Number 1 (increasing interest in multiplicity) seems unlikely, and number 2 (increasing formality) is clearly false. So we’re left with number 3 (bleaching of register), number 4 (shifting connotation), and number 5 (memetic drift), which in cases like this can plausibly be seen as three different aspects of the same process; and number 6 (terminology), which is certainly true (e.g. multiple integral (1841), multiple sclerosis (1877), multiple personality (1886), multiple myeloma (1897), multiple regression (1908), multiple choice (1915), multiple exposure (1916) multiple intelligences (1983), etc.)

Ahhh, they’re 1983-style “Death Rays”.

I don’t know about the trend, but personally, I use “multiple” when I want to emphasize the fact that it’s more than once, and “several” when it’s around 3-7 times, but sometimes higher. If all that matters is that it’s more than once, I say “multiple” when it’s small. if it’s 2-4 times, I sometimes say the exact number.

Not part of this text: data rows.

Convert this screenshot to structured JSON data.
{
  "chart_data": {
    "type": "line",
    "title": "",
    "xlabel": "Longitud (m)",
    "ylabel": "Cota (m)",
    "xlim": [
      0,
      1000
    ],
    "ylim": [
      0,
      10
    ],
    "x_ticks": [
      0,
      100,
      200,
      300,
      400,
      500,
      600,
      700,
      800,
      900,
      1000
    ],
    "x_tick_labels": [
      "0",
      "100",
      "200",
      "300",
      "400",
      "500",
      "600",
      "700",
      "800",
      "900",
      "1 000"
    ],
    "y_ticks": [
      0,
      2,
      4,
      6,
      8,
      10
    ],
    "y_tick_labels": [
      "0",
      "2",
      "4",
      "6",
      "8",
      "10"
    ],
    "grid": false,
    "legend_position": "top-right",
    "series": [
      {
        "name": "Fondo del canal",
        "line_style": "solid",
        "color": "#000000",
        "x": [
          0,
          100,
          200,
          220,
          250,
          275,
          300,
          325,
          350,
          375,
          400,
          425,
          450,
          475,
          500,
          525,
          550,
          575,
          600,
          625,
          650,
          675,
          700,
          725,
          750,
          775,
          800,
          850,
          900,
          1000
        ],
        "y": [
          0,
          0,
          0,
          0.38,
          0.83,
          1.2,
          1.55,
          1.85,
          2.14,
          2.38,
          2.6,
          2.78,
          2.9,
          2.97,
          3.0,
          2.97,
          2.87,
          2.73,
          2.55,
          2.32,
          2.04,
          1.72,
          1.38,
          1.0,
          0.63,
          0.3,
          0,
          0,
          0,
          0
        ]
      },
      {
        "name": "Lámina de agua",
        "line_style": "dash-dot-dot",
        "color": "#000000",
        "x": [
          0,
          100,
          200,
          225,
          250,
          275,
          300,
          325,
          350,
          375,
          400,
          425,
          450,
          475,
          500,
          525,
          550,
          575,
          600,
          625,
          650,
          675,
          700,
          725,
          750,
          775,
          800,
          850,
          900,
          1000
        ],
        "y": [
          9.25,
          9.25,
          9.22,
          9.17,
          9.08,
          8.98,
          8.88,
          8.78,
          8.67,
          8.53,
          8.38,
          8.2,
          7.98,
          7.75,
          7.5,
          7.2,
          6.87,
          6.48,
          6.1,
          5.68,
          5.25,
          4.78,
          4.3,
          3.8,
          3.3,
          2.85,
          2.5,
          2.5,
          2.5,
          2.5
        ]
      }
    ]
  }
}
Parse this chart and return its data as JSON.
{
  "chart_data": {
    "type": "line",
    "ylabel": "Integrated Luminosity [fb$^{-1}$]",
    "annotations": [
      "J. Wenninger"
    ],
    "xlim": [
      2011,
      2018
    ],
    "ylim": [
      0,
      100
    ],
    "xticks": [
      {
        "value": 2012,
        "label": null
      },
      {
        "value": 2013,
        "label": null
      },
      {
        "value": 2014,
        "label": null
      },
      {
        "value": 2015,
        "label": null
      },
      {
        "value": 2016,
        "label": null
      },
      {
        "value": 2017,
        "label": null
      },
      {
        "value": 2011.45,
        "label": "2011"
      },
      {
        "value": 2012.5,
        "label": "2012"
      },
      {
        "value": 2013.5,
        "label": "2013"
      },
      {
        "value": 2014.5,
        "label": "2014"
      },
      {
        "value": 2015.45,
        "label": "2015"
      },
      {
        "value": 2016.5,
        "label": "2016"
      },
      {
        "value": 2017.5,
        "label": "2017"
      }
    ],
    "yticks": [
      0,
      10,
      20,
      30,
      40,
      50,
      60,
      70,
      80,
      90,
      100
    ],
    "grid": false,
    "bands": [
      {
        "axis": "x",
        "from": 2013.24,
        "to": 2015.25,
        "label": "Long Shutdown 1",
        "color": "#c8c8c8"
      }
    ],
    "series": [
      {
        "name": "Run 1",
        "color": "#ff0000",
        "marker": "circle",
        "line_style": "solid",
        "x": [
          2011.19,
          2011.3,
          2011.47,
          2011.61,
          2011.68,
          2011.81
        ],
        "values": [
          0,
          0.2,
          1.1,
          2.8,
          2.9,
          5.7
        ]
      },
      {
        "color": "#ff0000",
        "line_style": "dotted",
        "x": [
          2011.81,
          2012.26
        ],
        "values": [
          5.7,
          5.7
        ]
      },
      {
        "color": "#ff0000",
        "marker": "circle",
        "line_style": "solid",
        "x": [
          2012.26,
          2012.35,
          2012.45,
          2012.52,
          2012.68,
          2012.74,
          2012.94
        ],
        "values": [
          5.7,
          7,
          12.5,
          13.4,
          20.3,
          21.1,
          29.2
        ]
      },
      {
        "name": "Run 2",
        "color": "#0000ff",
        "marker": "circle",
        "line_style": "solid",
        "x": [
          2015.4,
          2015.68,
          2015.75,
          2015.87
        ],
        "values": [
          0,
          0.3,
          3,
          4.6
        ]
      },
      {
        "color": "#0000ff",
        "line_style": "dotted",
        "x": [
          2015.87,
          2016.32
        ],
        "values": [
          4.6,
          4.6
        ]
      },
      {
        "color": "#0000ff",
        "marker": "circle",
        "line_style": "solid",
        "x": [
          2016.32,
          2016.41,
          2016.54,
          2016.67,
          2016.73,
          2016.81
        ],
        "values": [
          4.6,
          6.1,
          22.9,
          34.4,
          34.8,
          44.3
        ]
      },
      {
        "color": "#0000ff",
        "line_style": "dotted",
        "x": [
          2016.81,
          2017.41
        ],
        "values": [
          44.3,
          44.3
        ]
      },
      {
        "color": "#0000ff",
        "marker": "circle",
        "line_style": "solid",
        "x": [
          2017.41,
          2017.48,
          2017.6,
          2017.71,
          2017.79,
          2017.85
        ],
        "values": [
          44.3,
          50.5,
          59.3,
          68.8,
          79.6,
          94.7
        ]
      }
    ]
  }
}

Somewhere over 7 times, I say neither “multiple” nor “several” but “many.”

Fixed.

Next time, please flag the post. We don’t read every thread and might not see it.

There’s something weird about the way ngrams handles quote characters. The default example they give (Albert Einstein,Sherlock Holmes,Frankenstein) doesn’t use any quotes. If I remove the quotes from your tests, they show a very different pattern; multiple times does increase dramatically but doesn’t have the dip in 2013 that your graph shows, but several times also shows an increase, not a decrease during that same period. Plotting them together shows both increasing, but several remains much more common than multiple.

yeah, it’s weird that your results are different than mine.

When I first tried “multiple times”, ngrams corrected me and automatically changed it to " multiple times " (adding spaces between the " and the words).
Ngrams said this was done “in order to match how we processed the books”.

I’d argue they have different meanings. Several times means more than twice, multiple times means more than once.